Currency:USD Category:Collectibles Start Price:260.00 USD Estimated At:400.00 - 500.00 USD
Novelist OWEN WISTER Autograph Letter Signed Controversial Political Content
Autographs
Owen Wister Sees Ireland as being "the trouble" behind U.S. Immigration Problems in the Early 20th Century
OWEN WISTER (1860-1938). American novelist, short story writer, and biographer. Probably best known for the popular novel The Virginian (1902) dedicated to his close friend Theodore Roosevelt, the subject of his biography Roosevelt - The Story of A Friendship (1930). Other books include: Red Men and White (1896), Lin McLean (1897), Philosophy Four (1903), Lady Baltimore (1906), Members of the Family (1911), The Pentecost of Calamity (1915), and a biography of Ulysses S. Grant, U.S. Grant (1900).

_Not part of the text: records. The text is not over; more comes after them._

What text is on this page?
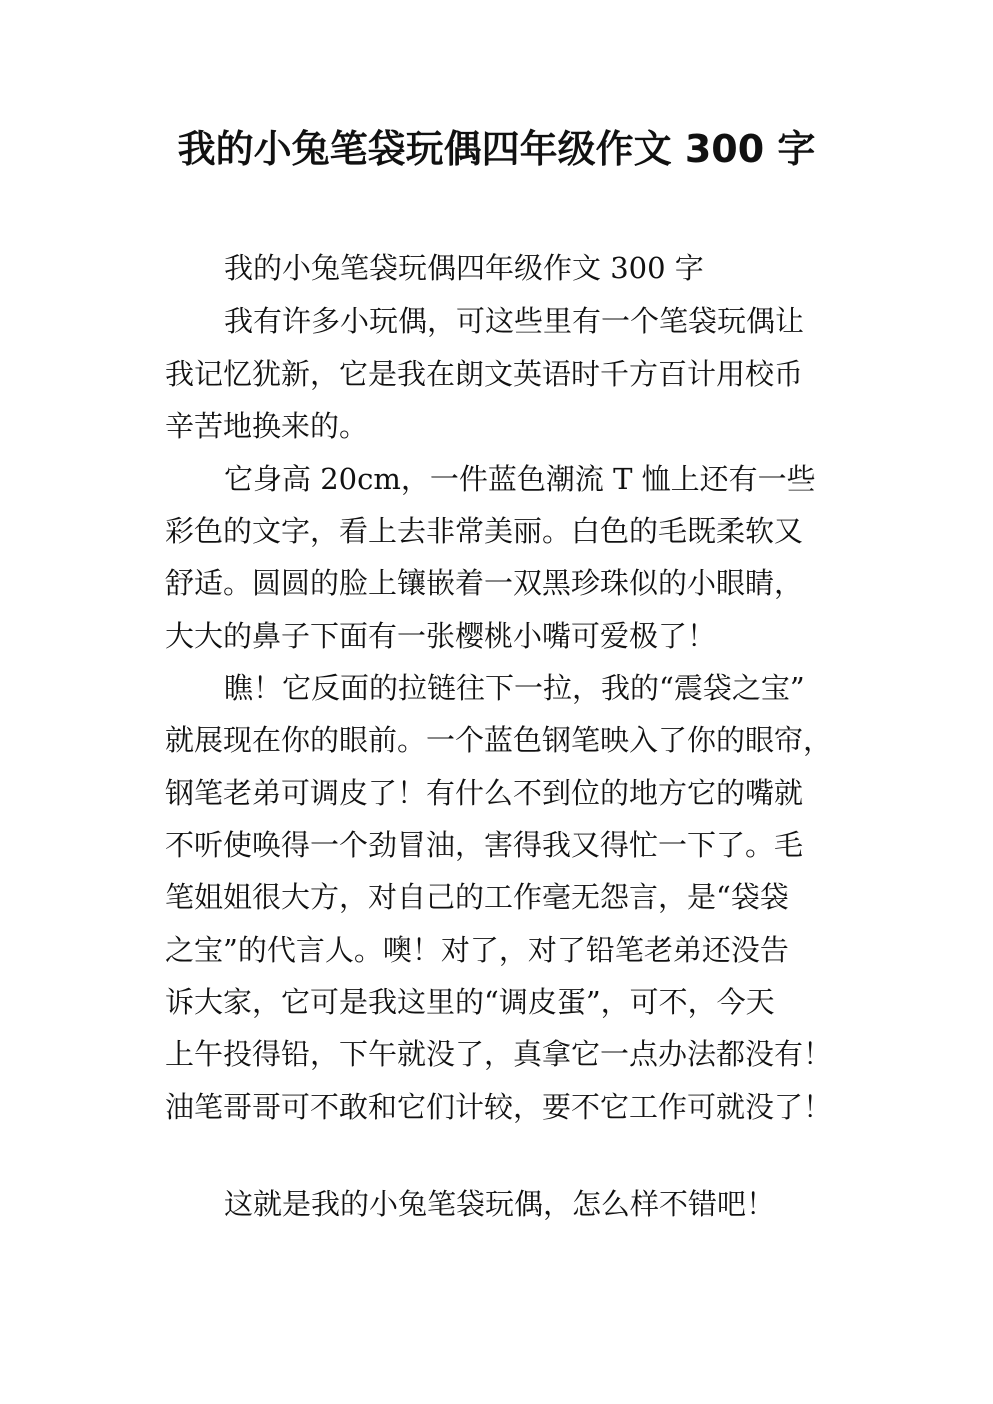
我的小兔笔袋玩偶四年级作文 300 字
我的小兔笔袋玩偶四年级作文 300 字
我有许多小玩偶，可这些里有一个笔袋玩偶让
我记忆犹新，它是我在朗文英语时千方百计用校币
辛苦地换来的。
它身高 20cm，一件蓝色潮流 T 恤上还有一些
彩色的文字，看上去非常美丽。白色的毛既柔软又
舒适。圆圆的脸上镶嵌着一双黑珍珠似的小眼睛，
大大的鼻子下面有一张樱桃小嘴可爱极了！
瞧！它反面的拉链往下一拉，我的“震袋之宝”
就展现在你的眼前。一个蓝色钢笔映入了你的眼帘，
钢笔老弟可调皮了！有什么不到位的地方它的嘴就
不听使唤得一个劲冒油，害得我又得忙一下了。毛
笔姐姐很大方，对自己的工作毫无怨言，是“袋袋
之宝”的代言人。噢！对了，对了铅笔老弟还没告
诉大家，它可是我这里的“调皮蛋”，可不，今天
上午投得铅，下午就没了，真拿它一点办法都没有！
油笔哥哥可不敢和它们计较，要不它工作可就没了！
这就是我的小兔笔袋玩偶，怎么样不错吧！
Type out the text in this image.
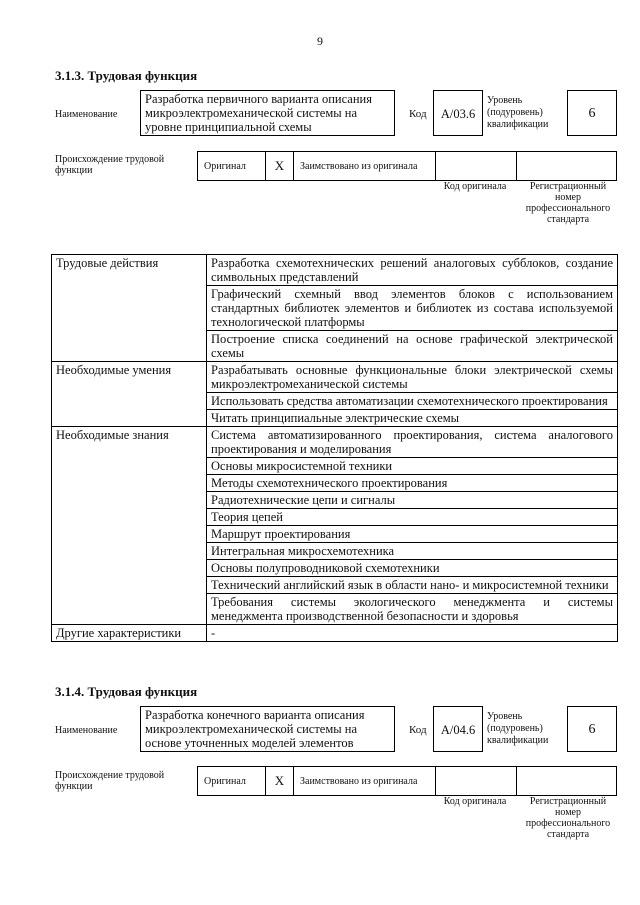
9
3.1.3. Трудовая функция
Наименование
Разработка первичного варианта описания микроэлектромеханической системы на уровне принципиальной схемы
Код	А/03.6
Уровень (подуровень) квалификации
6
Происхождение трудовой функции	Оригинал	X	Заимствовано из оригинала
Код оригинала	Регистрационный номер профессионального стандарта
Трудовые действия	Разработка схемотехнических решений аналоговых субблоков, создание символьных представлений
	Графический схемный ввод элементов блоков с использованием стандартных библиотек элементов и библиотек из состава используемой технологической платформы
	Построение списка соединений на основе графической электрической схемы
Необходимые умения	Разрабатывать основные функциональные блоки электрической схемы микроэлектромеханической системы
	Использовать средства автоматизации схемотехнического проектирования
	Читать принципиальные электрические схемы
Необходимые знания	Система автоматизированного проектирования, система аналогового проектирования и моделирования
	Основы микросистемной техники
	Методы схемотехнического проектирования
	Радиотехнические цепи и сигналы
	Теория цепей
	Маршрут проектирования
	Интегральная микросхемотехника
	Основы полупроводниковой схемотехники
	Технический английский язык в области нано- и микросистемной техники
	Требования системы экологического менеджмента и системы менеджмента производственной безопасности и здоровья
Другие характеристики	-
3.1.4. Трудовая функция
Наименование
Разработка конечного варианта описания микроэлектромеханической системы на основе уточненных моделей элементов
Код	А/04.6
Уровень (подуровень) квалификации
6
Происхождение трудовой функции	Оригинал	X	Заимствовано из оригинала
Код оригинала	Регистрационный номер профессионального стандарта
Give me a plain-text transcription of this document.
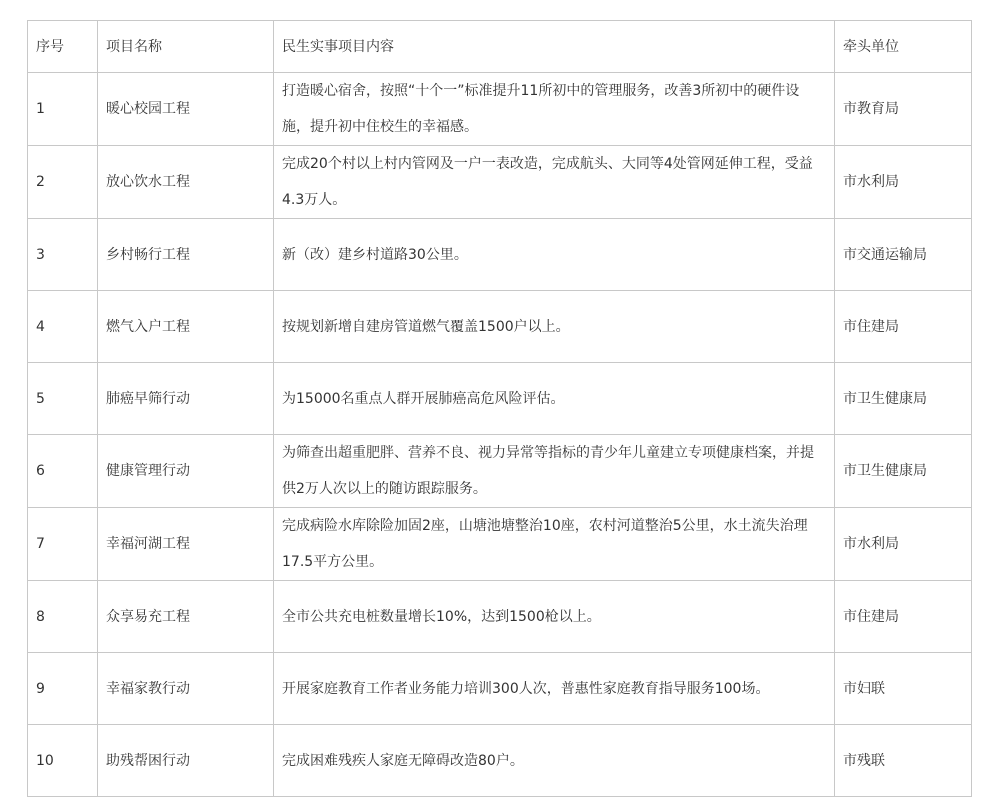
序号	项目名称	民生实事项目内容	牵头单位
1	暖心校园工程	打造暖心宿舍，按照“十个一”标准提升11所初中的管理服务，改善3所初中的硬件设施，提升初中住校生的幸福感。	市教育局
2	放心饮水工程	完成20个村以上村内管网及一户一表改造，完成航头、大同等4处管网延伸工程，受益4.3万人。	市水利局
3	乡村畅行工程	新（改）建乡村道路30公里。	市交通运输局
4	燃气入户工程	按规划新增自建房管道燃气覆盖1500户以上。	市住建局
5	肺癌早筛行动	为15000名重点人群开展肺癌高危风险评估。	市卫生健康局
6	健康管理行动	为筛查出超重肥胖、营养不良、视力异常等指标的青少年儿童建立专项健康档案，并提供2万人次以上的随访跟踪服务。	市卫生健康局
7	幸福河湖工程	完成病险水库除险加固2座，山塘池塘整治10座，农村河道整治5公里，水土流失治理17.5平方公里。	市水利局
8	众享易充工程	全市公共充电桩数量增长10%，达到1500枪以上。	市住建局
9	幸福家教行动	开展家庭教育工作者业务能力培训300人次，普惠性家庭教育指导服务100场。	市妇联
10	助残帮困行动	完成困难残疾人家庭无障碍改造80户。	市残联
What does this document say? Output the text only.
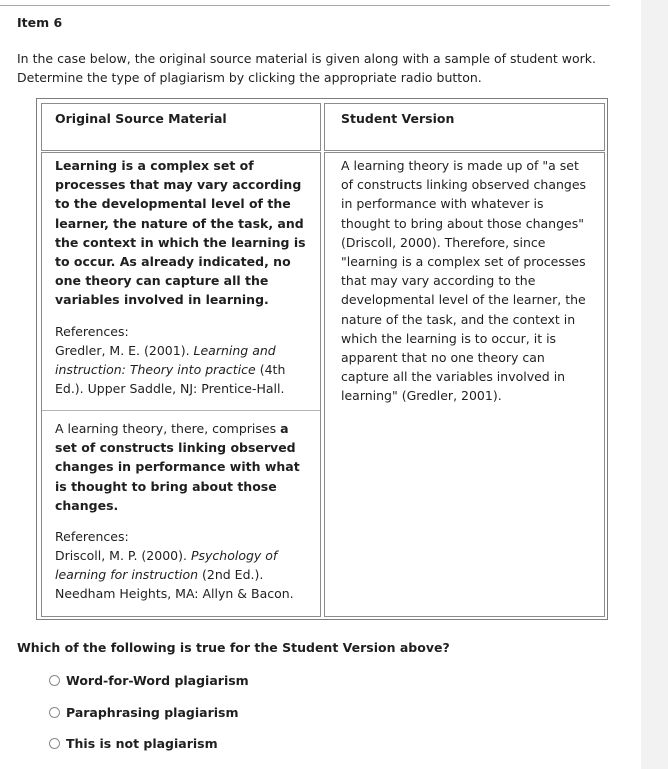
Item 6
In the case below, the original source material is given along with a sample of student work. Determine the type of plagiarism by clicking the appropriate radio button.
Original Source Material	Student Version
Learning is a complex set of processes that may vary according to the developmental level of the learner, the nature of the task, and the context in which the learning is to occur. As already indicated, no one theory can capture all the variables involved in learning.
References:
Gredler, M. E. (2001). Learning and instruction: Theory into practice (4th Ed.). Upper Saddle, NJ: Prentice-Hall.
A learning theory, there, comprises a set of constructs linking observed changes in performance with what is thought to bring about those changes.
References:
Driscoll, M. P. (2000). Psychology of learning for instruction (2nd Ed.). Needham Heights, MA: Allyn & Bacon.
A learning theory is made up of "a set of constructs linking observed changes in performance with whatever is thought to bring about those changes" (Driscoll, 2000). Therefore, since "learning is a complex set of processes that may vary according to the developmental level of the learner, the nature of the task, and the context in which the learning is to occur, it is apparent that no one theory can capture all the variables involved in learning" (Gredler, 2001).
Which of the following is true for the Student Version above?
Word-for-Word plagiarism
Paraphrasing plagiarism
This is not plagiarism
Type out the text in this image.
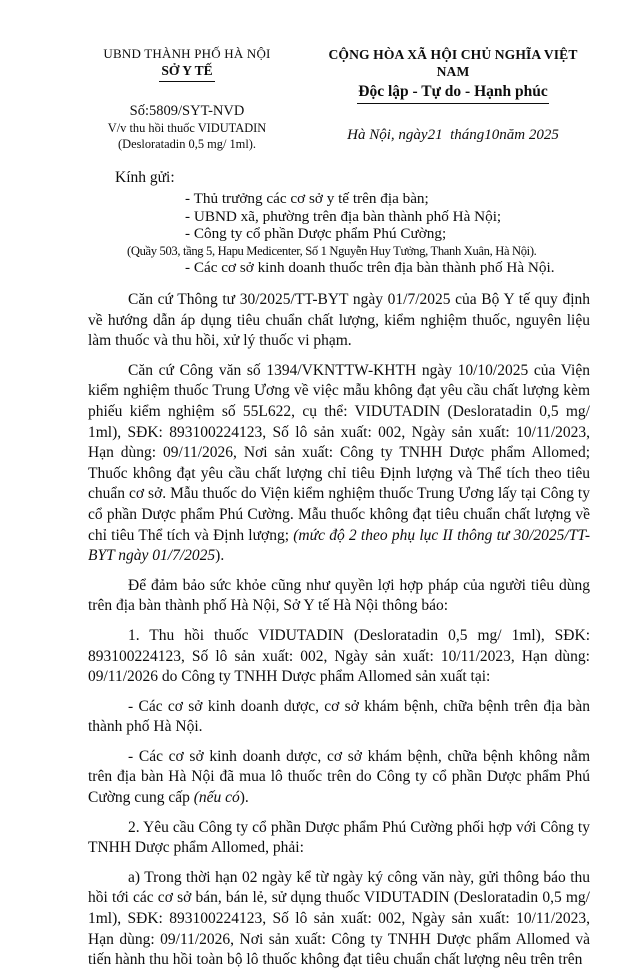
UBND THÀNH PHỐ HÀ NỘI
SỞ Y TẾ
Số:5809/SYT-NVD
V/v thu hồi thuốc VIDUTADIN
(Desloratadin 0,5 mg/ 1ml).
CỘNG HÒA XÃ HỘI CHỦ NGHĨA VIỆT NAM
Độc lập - Tự do - Hạnh phúc
Hà Nội, ngày21  tháng10năm 2025
Kính gửi:
- Thủ trưởng các cơ sở y tế trên địa bàn;
- UBND xã, phường trên địa bàn thành phố Hà Nội;
- Công ty cổ phần Dược phẩm Phú Cường;
(Quầy 503, tầng 5, Hapu Medicenter, Số 1 Nguyễn Huy Tưởng, Thanh Xuân, Hà Nội).
- Các cơ sở kinh doanh thuốc trên địa bàn thành phố Hà Nội.

Căn cứ Thông tư 30/2025/TT-BYT ngày 01/7/2025 của Bộ Y tế quy định về hướng dẫn áp dụng tiêu chuẩn chất lượng, kiểm nghiệm thuốc, nguyên liệu làm thuốc và thu hồi, xử lý thuốc vi phạm.

Căn cứ Công văn số 1394/VKNTTW-KHTH ngày 10/10/2025 của Viện kiểm nghiệm thuốc Trung Ương về việc mẫu không đạt yêu cầu chất lượng kèm phiếu kiểm nghiệm số 55L622, cụ thể: VIDUTADIN (Desloratadin 0,5 mg/ 1ml), SĐK: 893100224123, Số lô sản xuất: 002, Ngày sản xuất: 10/11/2023, Hạn dùng: 09/11/2026, Nơi sản xuất: Công ty TNHH Dược phẩm Allomed; Thuốc không đạt yêu cầu chất lượng chỉ tiêu Định lượng và Thể tích theo tiêu chuẩn cơ sở. Mẫu thuốc do Viện kiểm nghiệm thuốc Trung Ương lấy tại Công ty cổ phần Dược phẩm Phú Cường. Mẫu thuốc không đạt tiêu chuẩn chất lượng về chỉ tiêu Thể tích và Định lượng; (mức độ 2 theo phụ lục II thông tư 30/2025/TT-BYT ngày 01/7/2025).

Để đảm bảo sức khỏe cũng như quyền lợi hợp pháp của người tiêu dùng trên địa bàn thành phố Hà Nội, Sở Y tế Hà Nội thông báo:

1. Thu hồi thuốc VIDUTADIN (Desloratadin 0,5 mg/ 1ml), SĐK: 893100224123, Số lô sản xuất: 002, Ngày sản xuất: 10/11/2023, Hạn dùng: 09/11/2026 do Công ty TNHH Dược phẩm Allomed sản xuất tại:

- Các cơ sở kinh doanh dược, cơ sở khám bệnh, chữa bệnh trên địa bàn thành phố Hà Nội.

- Các cơ sở kinh doanh dược, cơ sở khám bệnh, chữa bệnh không nằm trên địa bàn Hà Nội đã mua lô thuốc trên do Công ty cổ phần Dược phẩm Phú Cường cung cấp (nếu có).

2. Yêu cầu Công ty cổ phần Dược phẩm Phú Cường phối hợp với Công ty TNHH Dược phẩm Allomed, phải:

a) Trong thời hạn 02 ngày kể từ ngày ký công văn này, gửi thông báo thu hồi tới các cơ sở bán, bán lẻ, sử dụng thuốc VIDUTADIN (Desloratadin 0,5 mg/ 1ml), SĐK: 893100224123, Số lô sản xuất: 002, Ngày sản xuất: 10/11/2023, Hạn dùng: 09/11/2026, Nơi sản xuất: Công ty TNHH Dược phẩm Allomed và tiến hành thu hồi toàn bộ lô thuốc không đạt tiêu chuẩn chất lượng nêu trên trên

November 15, 1920-Dated, Autograph Letter Signed, "Owen Wister," 2 pages, Octavo, 5" x 8" (folded), Choice Very Fine. Contemporaneous and quite controversial Political content from Wister. Minor archival repair to head of both pages, on the whole, in very nice condition. Written from Philadelphia to an unknown correspondent, Wister pens, in full:

"My Dear Sir: --- To your kind & long letter I must send you a late and short reply. My brevity is no indication of the pleasure your having written gives me. It is letters such as yours that make the best reward an author ever receives. When yours came, I was away and did not return for several months. I am now, because of prolonged absence so busy that I can write but few letters with my own hand. -- Yes, Ireland is the trouble. 'Ireland never blows over' wrote John Morely in his Life of Gladstone. Here, it is the Irish, backed by the Church of Rome, which cause our unseemly conduct. They make the speeches & the noise generally. Our newspapers seem somehow under Romish influence. It all hinders & retards good feeling & I see no chance of any change in this, because whatever Great Britain concedes to Ireland will eternally be merely a pretext for more grievance. But on the whole we shall get on somehow, & I doubt the likelihood of any deep Trouble between us on this score. Too many English know how very many Americans hold the opinions of which I tried to expose. With many thanks -- I am Yours Sincerely -- (Signed) Owen Wister"
After the outbreak of World War I, Wister devoted much time to strengthening the bond between England and America. His opinions on European tensions are contained in a trilogy: The Pentecost of Calamity (1915), A Straight Deal, or The Ancient Grudge (1920), and Neighbors Henceforth (1929). His political leanings, however, were decidedly conservative and he was a vocal opponent of the lenient U.S. immigration policy in the early 20th century. It is most certainly the large population of Irish immigrants along the eastern seaboard which he asserts as being the "problem".